Tag Archives: project execution

McKinsey presents ‘mega project’ blowouts and how to avoid them at PDAC

A study presented by McKinsey’s Matthieu Dussud at the Prospectors and Developers Association of Canada’s (PDAC) annual convention has shown one in five “mega projects” completed between 2008-2018 suffered significant cost and schedule overruns.

Out of the 41 projects surveyed – all with a capital expenditure of $500 million or more – 19% suffered a budget overrun of more than 100%. Of these projects, the average schedule delay was 29 months, Dussud said.

Some 44% of the 41 projects were hit by budget overruns of 15-100% – with an average seven-and-a-half month delay – while 17% were “within estimate” coming in less than 15% over the capex budget.

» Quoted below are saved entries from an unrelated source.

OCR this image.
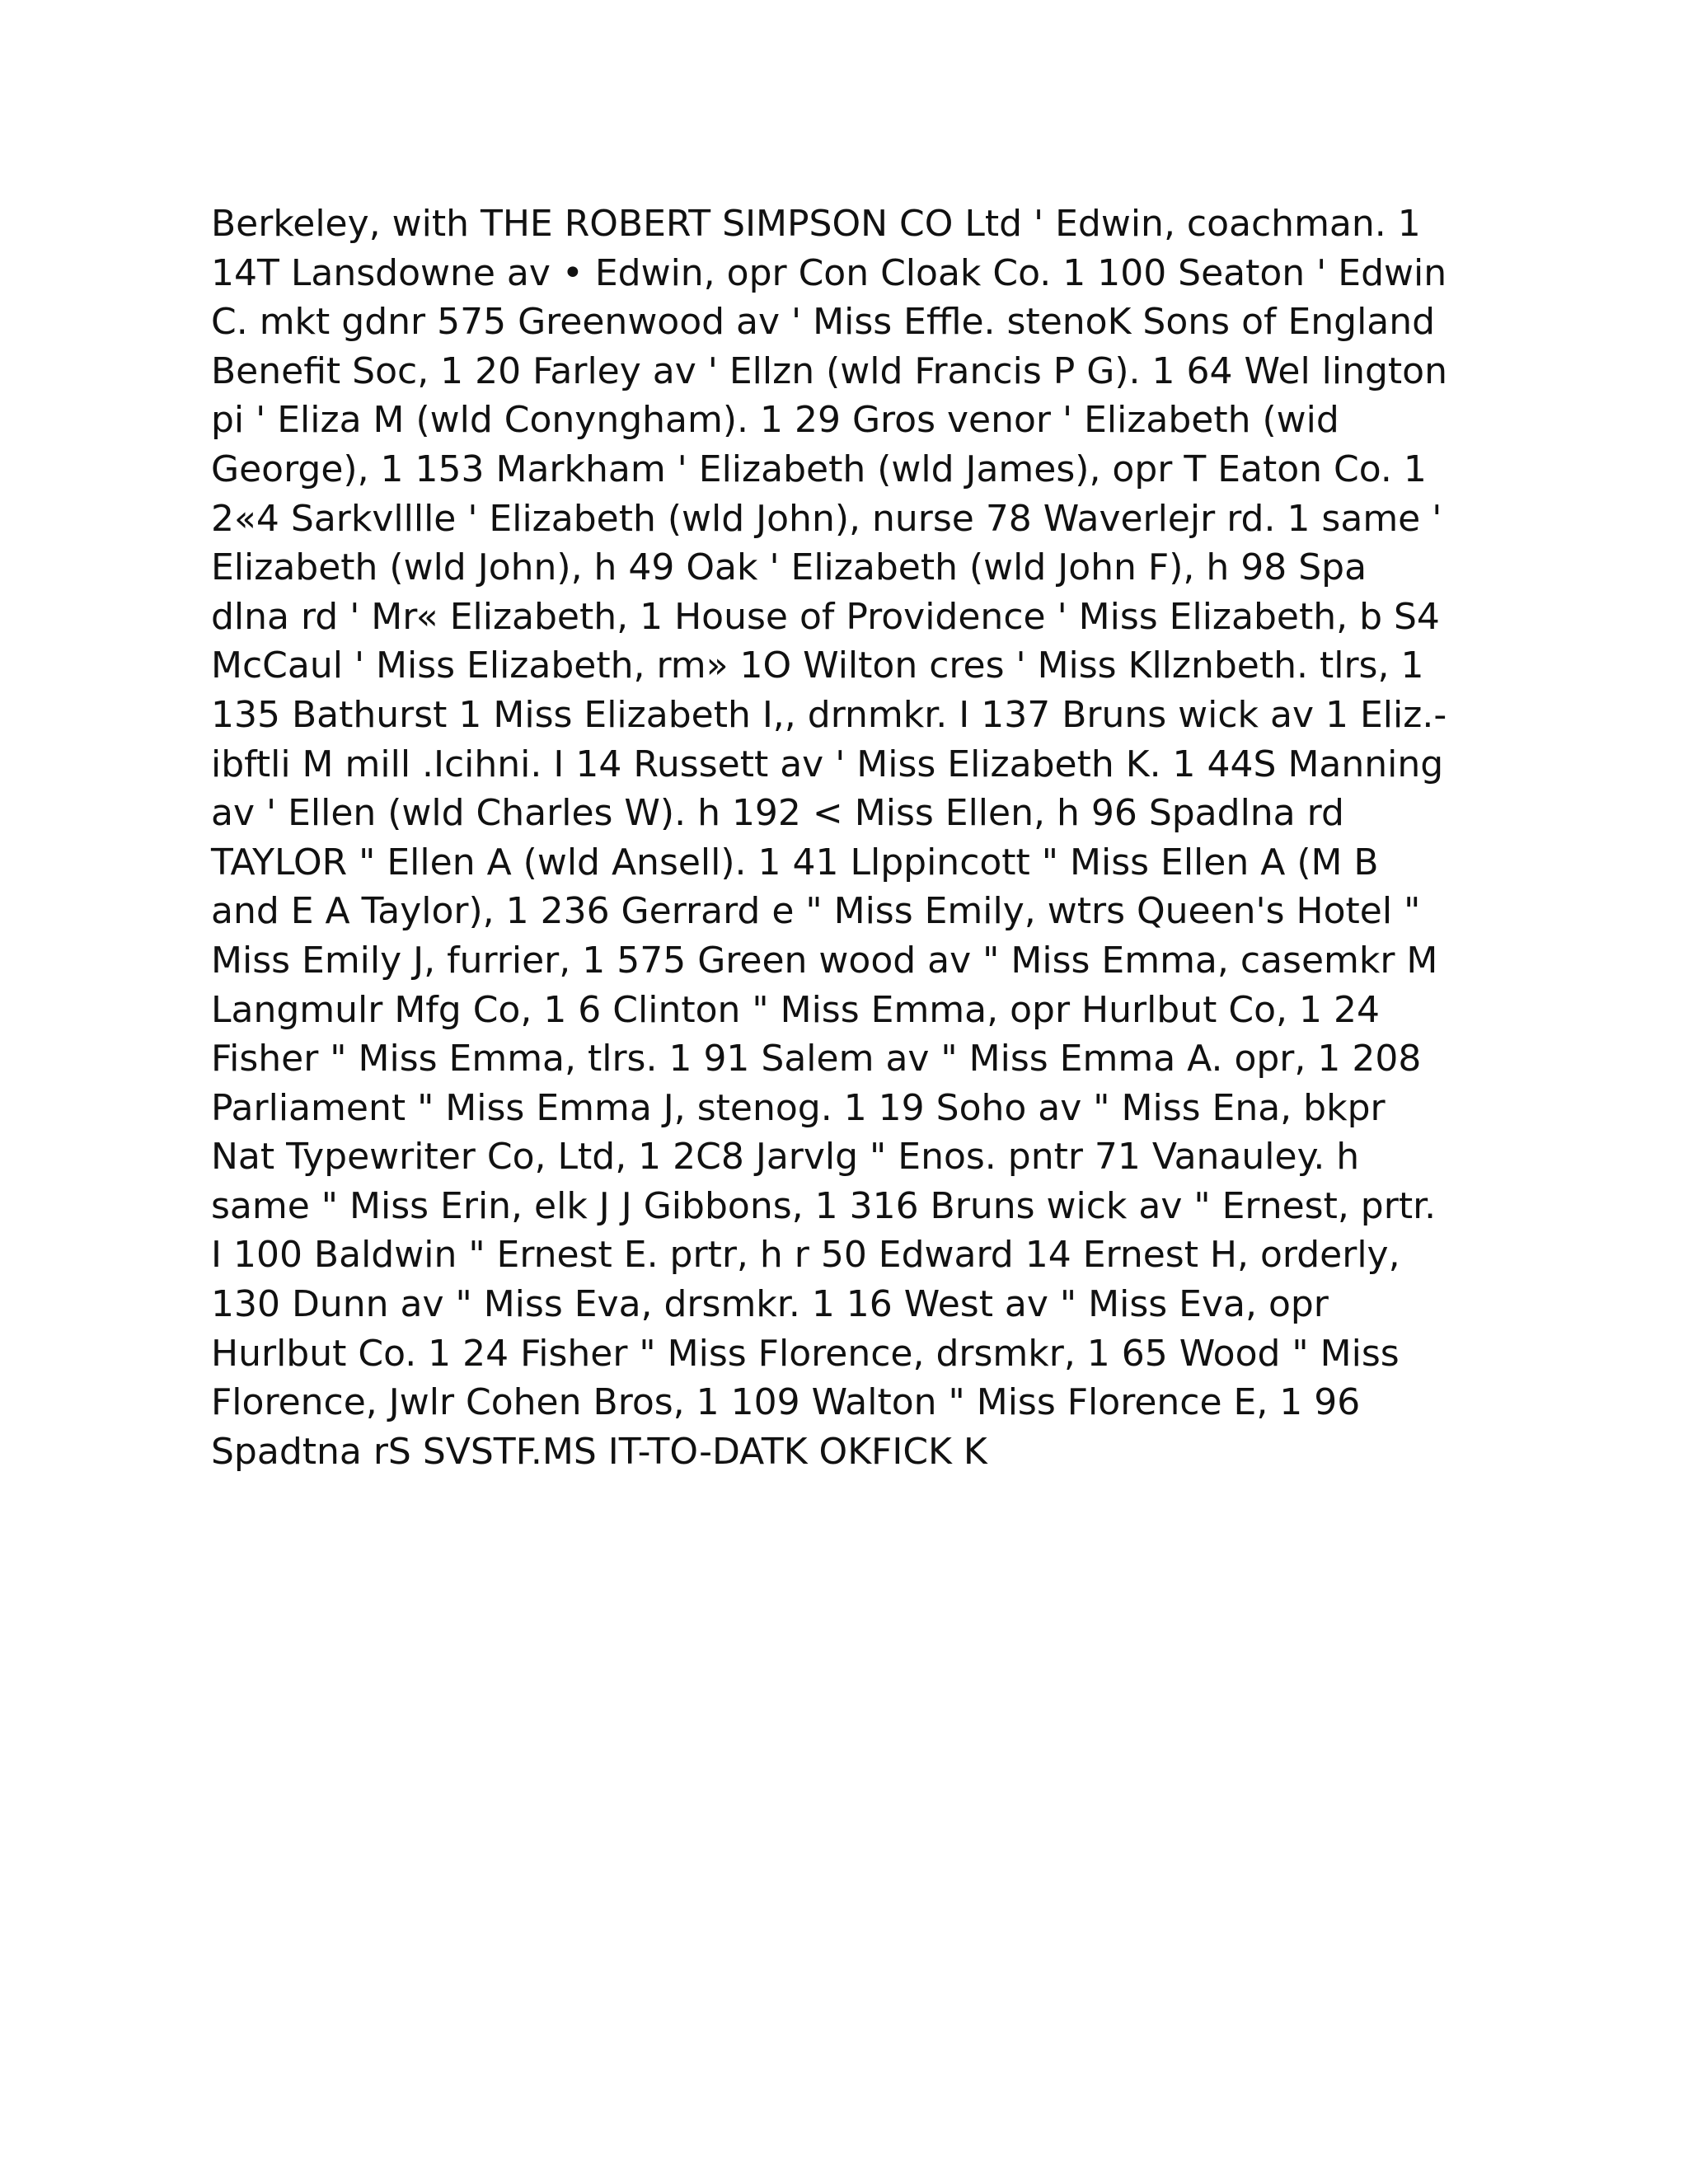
Berkeley, with THE ROBERT SIMPSON CO Ltd ' Edwin, coachman. 1
14T Lansdowne av • Edwin, opr Con Cloak Co. 1 100 Seaton ' Edwin
C. mkt gdnr 575 Greenwood av ' Miss Effle. stenoK Sons of England
Benefit Soc, 1 20 Farley av ' Ellzn (wld Francis P G). 1 64 Wel lington
pi ' Eliza M (wld Conyngham). 1 29 Gros venor ' Elizabeth (wid
George), 1 153 Markham ' Elizabeth (wld James), opr T Eaton Co. 1
2«4 Sarkvlllle ' Elizabeth (wld John), nurse 78 Waverlejr rd. 1 same '
Elizabeth (wld John), h 49 Oak ' Elizabeth (wld John F), h 98 Spa
dlna rd ' Mr« Elizabeth, 1 House of Providence ' Miss Elizabeth, b S4
McCaul ' Miss Elizabeth, rm» 1O Wilton cres ' Miss Kllznbeth. tlrs, 1
135 Bathurst 1 Miss Elizabeth I,, drnmkr. I 137 Bruns wick av 1 Eliz.-
ibftli M mill .Icihni. I 14 Russett av ' Miss Elizabeth K. 1 44S Manning
av ' Ellen (wld Charles W). h 192 < Miss Ellen, h 96 Spadlna rd
TAYLOR " Ellen A (wld Ansell). 1 41 Llppincott " Miss Ellen A (M B
and E A Taylor), 1 236 Gerrard e " Miss Emily, wtrs Queen's Hotel "
Miss Emily J, furrier, 1 575 Green wood av " Miss Emma, casemkr M
Langmulr Mfg Co, 1 6 Clinton " Miss Emma, opr Hurlbut Co, 1 24
Fisher " Miss Emma, tlrs. 1 91 Salem av " Miss Emma A. opr, 1 208
Parliament " Miss Emma J, stenog. 1 19 Soho av " Miss Ena, bkpr
Nat Typewriter Co, Ltd, 1 2C8 Jarvlg " Enos. pntr 71 Vanauley. h
same " Miss Erin, elk J J Gibbons, 1 316 Bruns wick av " Ernest, prtr.
I 100 Baldwin " Ernest E. prtr, h r 50 Edward 14 Ernest H, orderly,
130 Dunn av " Miss Eva, drsmkr. 1 16 West av " Miss Eva, opr
Hurlbut Co. 1 24 Fisher " Miss Florence, drsmkr, 1 65 Wood " Miss
Florence, Jwlr Cohen Bros, 1 109 Walton " Miss Florence E, 1 96
Spadtna rS SVSTF.MS IT-TO-DATK OKFICK K
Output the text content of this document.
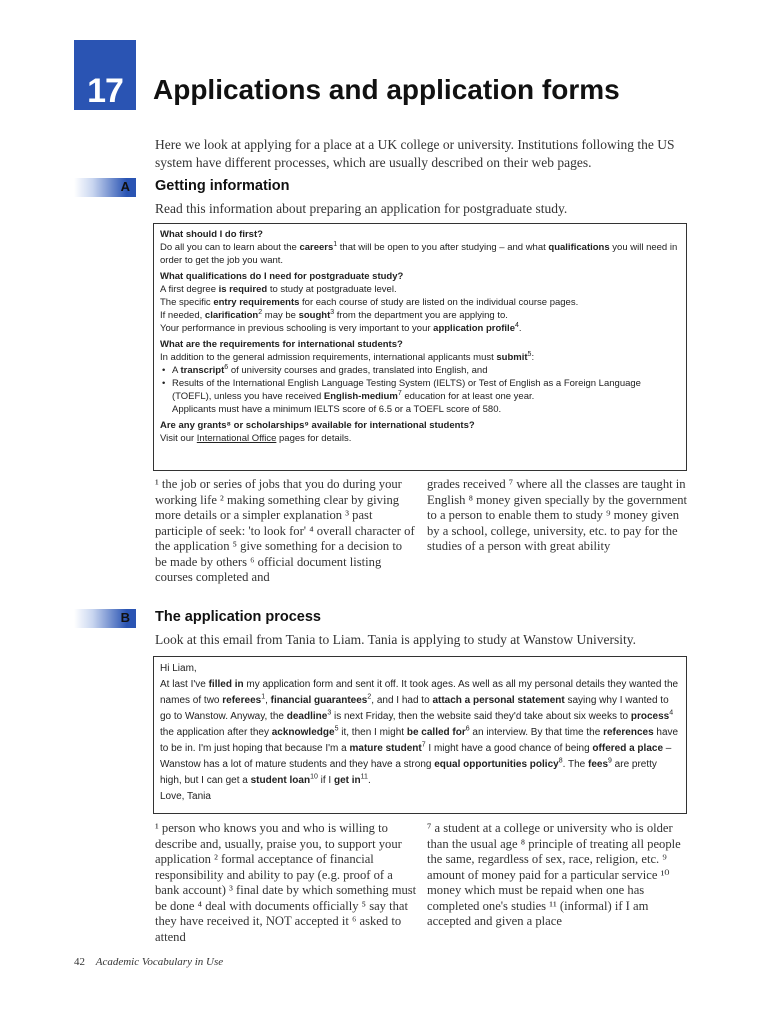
17	Applications and application forms
Here we look at applying for a place at a UK college or university. Institutions following the US system have different processes, which are usually described on their web pages.
A Getting information
Read this information about preparing an application for postgraduate study.
What should I do first?
Do all you can to learn about the careers$^1$ that will be open to you after studying – and what qualifications you will need in order to get the job you want.
What qualifications do I need for postgraduate study?
A first degree is required to study at postgraduate level.
The specific entry requirements for each course of study are listed on the individual course pages.
If needed, clarification$^2$ may be sought$^3$ from the department you are applying to.
Your performance in previous schooling is very important to your application profile$^4$.
What are the requirements for international students?
In addition to the general admission requirements, international applicants must submit$^5$:
• A transcript$^6$ of university courses and grades, translated into English, and
• Results of the International English Language Testing System (IELTS) or Test of English as a Foreign Language (TOEFL), unless you have received English-medium$^7$ education for at least one year.
Applicants must have a minimum IELTS score of 6.5 or a TOEFL score of 580.
Are any grants⁸ or scholarships⁹ available for international students?
Visit our International Office pages for details.
¹ the job or series of jobs that you do during your working life ² making something clear by giving more details or a simpler explanation ³ past participle of seek: 'to look for' ⁴ overall character of the application ⁵ give something for a decision to be made by others ⁶ official document listing courses completed and
grades received ⁷ where all the classes are taught in English ⁸ money given specially by the government to a person to enable them to study ⁹ money given by a school, college, university, etc. to pay for the studies of a person with great ability
B The application process
Look at this email from Tania to Liam. Tania is applying to study at Wanstow University.
Hi Liam,
At last I've filled in my application form and sent it off. It took ages. As well as all my personal details they wanted the names of two referees$^1$, financial guarantees$^2$, and I had to attach a personal statement saying why I wanted to go to Wanstow. Anyway, the deadline$^3$ is next Friday, then the website said they'd take about six weeks to process$^4$ the application after they acknowledge$^5$ it, then I might be called for$^6$ an interview. By that time the references have to be in. I'm just hoping that because I'm a mature student$^7$ I might have a good chance of being offered a place – Wanstow has a lot of mature students and they have a strong equal opportunities policy$^8$. The fees$^9$ are pretty high, but I can get a student loan$^{10}$ if I get $in^{11}$.
Love, Tania
¹ person who knows you and who is willing to describe and, usually, praise you, to support your application ² formal acceptance of financial responsibility and ability to pay (e.g. proof of a bank account) ³ final date by which something must be done ⁴ deal with documents officially ⁵ say that they have received it, NOT accepted it ⁶ asked to attend
⁷ a student at a college or university who is older than the usual age ⁸ principle of treating all people the same, regardless of sex, race, religion, etc. ⁹ amount of money paid for a particular service ¹⁰ money which must be repaid when one has completed one's studies ¹¹ (informal) if I am accepted and given a place
42 Academic Vocabulary in Use
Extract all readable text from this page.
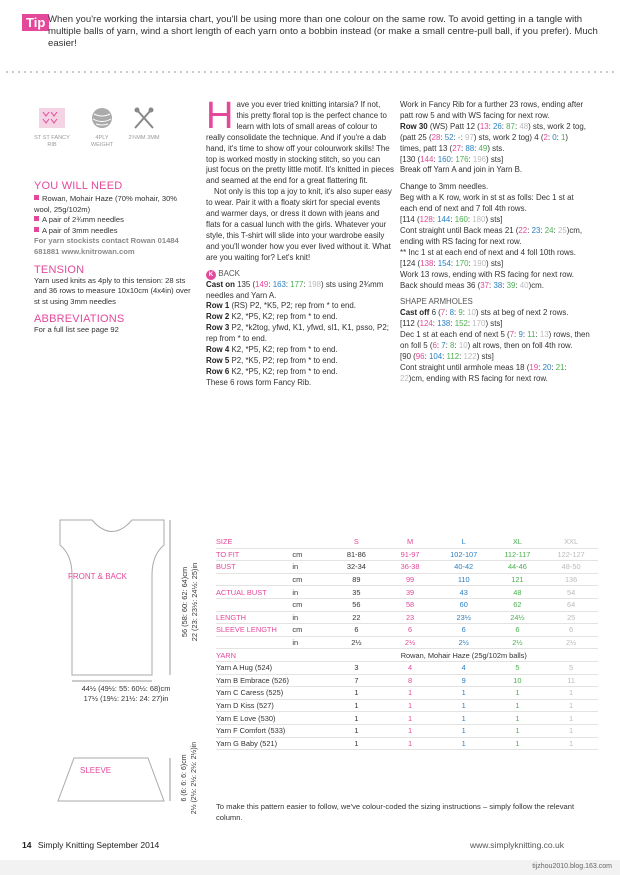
Tip When you're working the intarsia chart, you'll be using more than one colour on the same row. To avoid getting in a tangle with multiple balls of yarn, wind a short length of each yarn onto a bobbin instead (or make a small centre-pull ball, if you prefer). Much easier!
ST ST FANCY RIB
4PLY WEIGHT
2¾MM 3MM
YOU WILL NEED
Rowan, Mohair Haze (70% mohair, 30% wool, 25g/102m)
A pair of 2¾mm needles
A pair of 3mm needles
For yarn stockists contact Rowan 01484 681881 www.knitrowan.com
TENSION
Yarn used knits as 4ply to this tension: 28 sts and 36 rows to measure 10x10cm (4x4in) over st st using 3mm needles
ABBREVIATIONS
For a full list see page 92
H ave you ever tried knitting intarsia? If not, this pretty floral top is the perfect chance to learn with lots of small areas of colour to really consolidate the technique. And if you're a dab hand, it's time to show off your colourwork skills! The top is worked mostly in stocking stitch, so you can just focus on the pretty little motif. It's knitted in pieces and seamed at the end for a great flattering fit.
Not only is this top a joy to knit, it's also super easy to wear. Pair it with a floaty skirt for special events and warmer days, or dress it down with jeans and flats for a casual lunch with the girls. Whatever your style, this T-shirt will slide into your wardrobe easily and you'll wonder how you ever lived without it. What are you waiting for? Let's knit!
K BACK
Cast on 135 (149: 163: 177: 198) sts using 2¾mm needles and Yarn A.
Row 1 (RS) P2, *K5, P2; rep from * to end.
Row 2 K2, *P5, K2; rep from * to end.
Row 3 P2, *k2tog, yfwd, K1, yfwd, sl1, K1, psso, P2; rep from * to end.
Row 4 K2, *P5, K2; rep from * to end.
Row 5 P2, *K5, P2; rep from * to end.
Row 6 K2, *P5, K2; rep from * to end.
These 6 rows form Fancy Rib.
Work in Fancy Rib for a further 23 rows, ending after patt row 5 and with WS facing for next row.
Row 30 (WS) Patt 12 (13: 26: 87: 48) sts, work 2 tog, (patt 25 (28: 52: -: 97) sts, work 2 tog) 4 (2: 0: 1) times, patt 13 (27: 88: 49) sts.
[130 (144: 160: 176: 196) sts]
Break off Yarn A and join in Yarn B.
Change to 3mm needles.
Beg with a K row, work in st st as folls: Dec 1 st at each end of next and 7 foll 4th rows.
[114 (128: 144: 160: 180) sts]
Cont straight until Back meas 21 (22: 23: 24: 25)cm, ending with RS facing for next row.
** Inc 1 st at each end of next and 4 foll 10th rows.
[124 (138: 154: 170: 190) sts]
Work 13 rows, ending with RS facing for next row. Back should meas 36 (37: 38: 39: 40)cm.
SHAPE ARMHOLES
Cast off 6 (7: 8: 9: 10) sts at beg of next 2 rows.
[112 (124: 138: 152: 170) sts]
Dec 1 st at each end of next 5 (7: 9: 11: 13) rows, then on foll 5 (6: 7: 8: 10) alt rows, then on foll 4th row.
[90 (96: 104: 112: 122) sts]
Cont straight until armhole meas 18 (19: 20: 21: 22)cm, ending with RS facing for next row.
FRONT & BACK
SLEEVE
44½ (49½: 55: 60½: 68)cm
17½ (19½: 21½: 24: 27)in
56 (58: 60: 62: 64)cm 22 (23: 23½: 24½: 25)in
6 (6: 6: 6: 6)cm 2½ (2½: 2½: 2½: 2½)in
SIZE		S	M	L	XL	XXL
TO FIT	cm	81-86	91-97	102-107	112-117	122-127
BUST	in	32-34	36-38	40-42	44-46	48-50
	cm	89	99	110	121	136
ACTUAL BUST	in	35	39	43	48	54
	cm	56	58	60	62	64
LENGTH	in	22	23	23½	24½	25
SLEEVE LENGTH	cm	6	6	6	6	6
	in	2½	2½	2½	2½	2½
YARN		Rowan, Mohair Haze (25g/102m balls)				
Yarn A Hug (524)		3	4	4	5	5
Yarn B Embrace (526)		7	8	9	10	11
Yarn C Caress (525)		1	1	1	1	1
Yarn D Kiss (527)		1	1	1	1	1
Yarn E Love (530)		1	1	1	1	1
Yarn F Comfort (533)		1	1	1	1	1
Yarn G Baby (521)		1	1	1	1	1
To make this pattern easier to follow, we've colour-coded the sizing instructions – simply follow the relevant column.
14 Simply Knitting September 2014	www.simplyknitting.co.uk
tijzhou2010.blog.163.com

Of those projects surveyed, just 20% suffered no cost or time overruns, Dussud said.

The reasons for these problems were multi-faceted, but Dussud, an Associate Partner at McKinsey and Co, said the company’s study had shown a strong correlation between the budget overrun and project size.

For example, 24% of projects with an upfront cost of $500-999 million suffered capex overruns when comparing the feasibility study to the actual cost. At the higher end, 61% of projects with feasibility study capital outlays of more than $2 billion were hit by budget blowouts.

Dussud also said underground mines and higher elevation facilities underperformed against their baselines more consistently in the study, with mining projects built above 3,000 ft (914 m) running overbudget by, on average, 47% and underground mining projects running overbudget by, on average, 55%. Open-pit mines, meanwhile, fared better with 42% of these suffering capital overruns.

McKinsey and Dussud ranked the root causes of mega-capital project cost and schedule overruns in the study, with a difference of opinion seen between owners and contractors.

Both parties agreed that increasing project and site complexities was the biggest problem of eight, but the rankings differed from there on.

From one to eight, mine owners ranked the root causes as follows:

  1. Increasing project and site complexities;
  2. Design processes and investment are inadequate;
  3. Bespoke or sub-optimal owner requirements;
  4. Insufficiently skilled labour at frontline and supervisory level;
  5. Poor project management and execution basics;
  6. Industry underinvests in digitisation, innovation, and capital;
  7. Contractual structures and incentives are misaligned;
  8. Extensive regulation and cyclical nature of public investment.

The contractors, on the other hand, had the ranking as follows:

  1. Increasing project and site complexities;
  2. Poor project management and execution basics;
  3. Contractual structures and incentives are misaligned;
  4. Design processes and investment are inadequate;
  5. Bespoke or sub-optimal owner requirements;
  6. Insufficiently skilled labour at frontline and supervisory level;
  7. Extensive regulation and cyclical nature of public investment;
  8. Industry underinvests in digitisation, innovation, and capital.

Dussud and McKinsey proposed eight key changes for mine owners to increase mining capital project outcome certainty in their feasibility study practices.

This included establishing a prescriptive standard for feasibility studies – part of a broader stage-gate process; building in a systematic and holistic value improvement step to avoid “gold-plating”, and maximising project economics within the owner’s feasibility study approach; leveraging granular benchmarks (including construction productivity metrics) to validate inputs and capex/opex estimates; embedding construction planning, operations readiness and marketing strategy at every step of project study development to de-risk execution and operations; and investing time, effort and management focus on building and optimising an integrated master schedule.

The other three recommendations were:

  • Design an incentive scheme for the feasibility study contractor to enable a “value maximisation, out of the box thinking and transparent mindset” (eg performance bonus based on net present value improvements) and favour “relational contracting”;
  • Setup the foundations of the project’s contracting strategy early during the feasibility study (identify partners, define contract scheme, negotiate terms, etc), and;
  • Build a strong owner’s team with the right capabilities, mindset and behaviours.